Coup d'oeil sur cet article

MONTRÉAL – Le projet immobilier qui doit être construit sur le plus grand espace naturel restant sur l’île de Montréal, dans le secteur de l’Anse-à-l’Orme, pourrait menacer la biodiversité de la région, révèlent les résultats de deux études publiées mardi par la Fondation David Suzuki.

Le projet immobilier de près de 6000 logements doit être construit sur un grand territoire naturel boisé chevauchant l’arrondissement de Pierrefonds-Roxboro, ainsi que les villes de Sainte-Anne-de-Bellevue et de Senneville.

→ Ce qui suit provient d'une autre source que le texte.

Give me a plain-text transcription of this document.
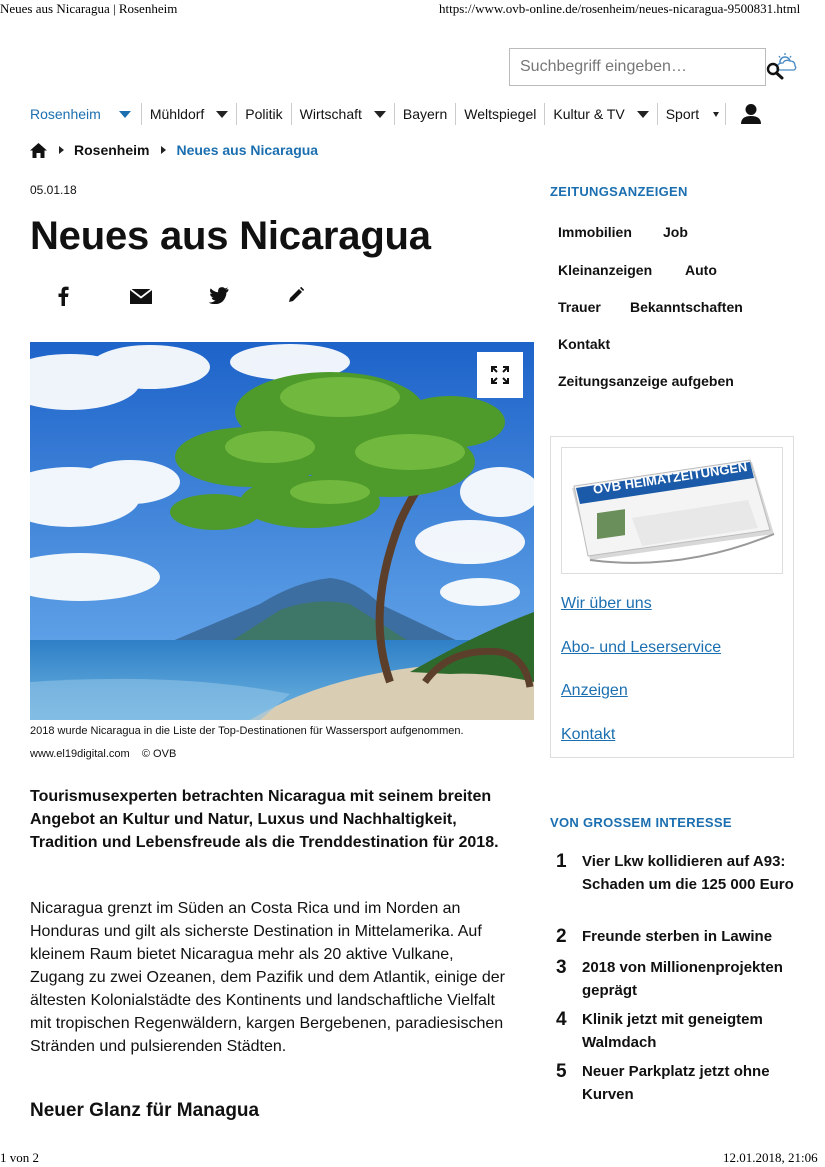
Neues aus Nicaragua | Rosenheim	https://www.ovb-online.de/rosenheim/neues-nicaragua-9500831.html
Suchbegriff eingeben…
Rosenheim	Mühldorf	Politik	Wirtschaft	Bayern	Weltspiegel	Kultur & TV	Sport
Rosenheim Neues aus Nicaragua
05.01.18
Neues aus Nicaragua
2018 wurde Nicaragua in die Liste der Top-Destinationen für Wassersport aufgenommen.
www.el19digital.com © OVB

Tourismusexperten betrachten Nicaragua mit seinem breiten Angebot an Kultur und Natur, Luxus und Nachhaltigkeit, Tradition und Lebensfreude als die Trenddestination für 2018.

Nicaragua grenzt im Süden an Costa Rica und im Norden an Honduras und gilt als sicherste Destination in Mittelamerika. Auf kleinem Raum bietet Nicaragua mehr als 20 aktive Vulkane, Zugang zu zwei Ozeanen, dem Pazifik und dem Atlantik, einige der ältesten Kolonialstädte des Kontinents und landschaftliche Vielfalt mit tropischen Regenwäldern, kargen Bergebenen, paradiesischen Stränden und pulsierenden Städten.

Neuer Glanz für Managua
ZEITUNGSANZEIGEN
Immobilien Job
Kleinanzeigen Auto
Trauer Bekanntschaften
Kontakt
Zeitungsanzeige aufgeben
OVB HEIMATZEITUNGEN
Wir über uns
Abo- und Leserservice
Anzeigen
Kontakt
VON GROSSEM INTERESSE
1 Vier Lkw kollidieren auf A93: Schaden um die 125 000 Euro
2 Freunde sterben in Lawine
3 2018 von Millionenprojekten geprägt
4 Klinik jetzt mit geneigtem Walmdach
5 Neuer Parkplatz jetzt ohne Kurven
1 von 2	12.01.2018, 21:06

«À la lumière des résultats de ces études, il est évident que le projet de développement immobilier ne peut voir le jour», a fait savoir par communiqué Jean-Patrick Toussaint, chef des projets scientifiques à la Fondation David Suzuki.

Selon la Fondation David Suzuki, 270 espèces fauniques et floristiques, dont certaines sont considérées rares ou menacées, entourent ou sont contenues dans la zone du projet. Celui-ci pourrait également faire diminuer la capacité des espèces à se déplacer sur le territoire et ainsi menacer la biodiversité.

La construction de ce nouveau quartier résidentiel avait été annoncée par le maire de Montréal, Denis Coderre, en juin dernier et a été fortement critiquée depuis, notamment par l’opposition officielle.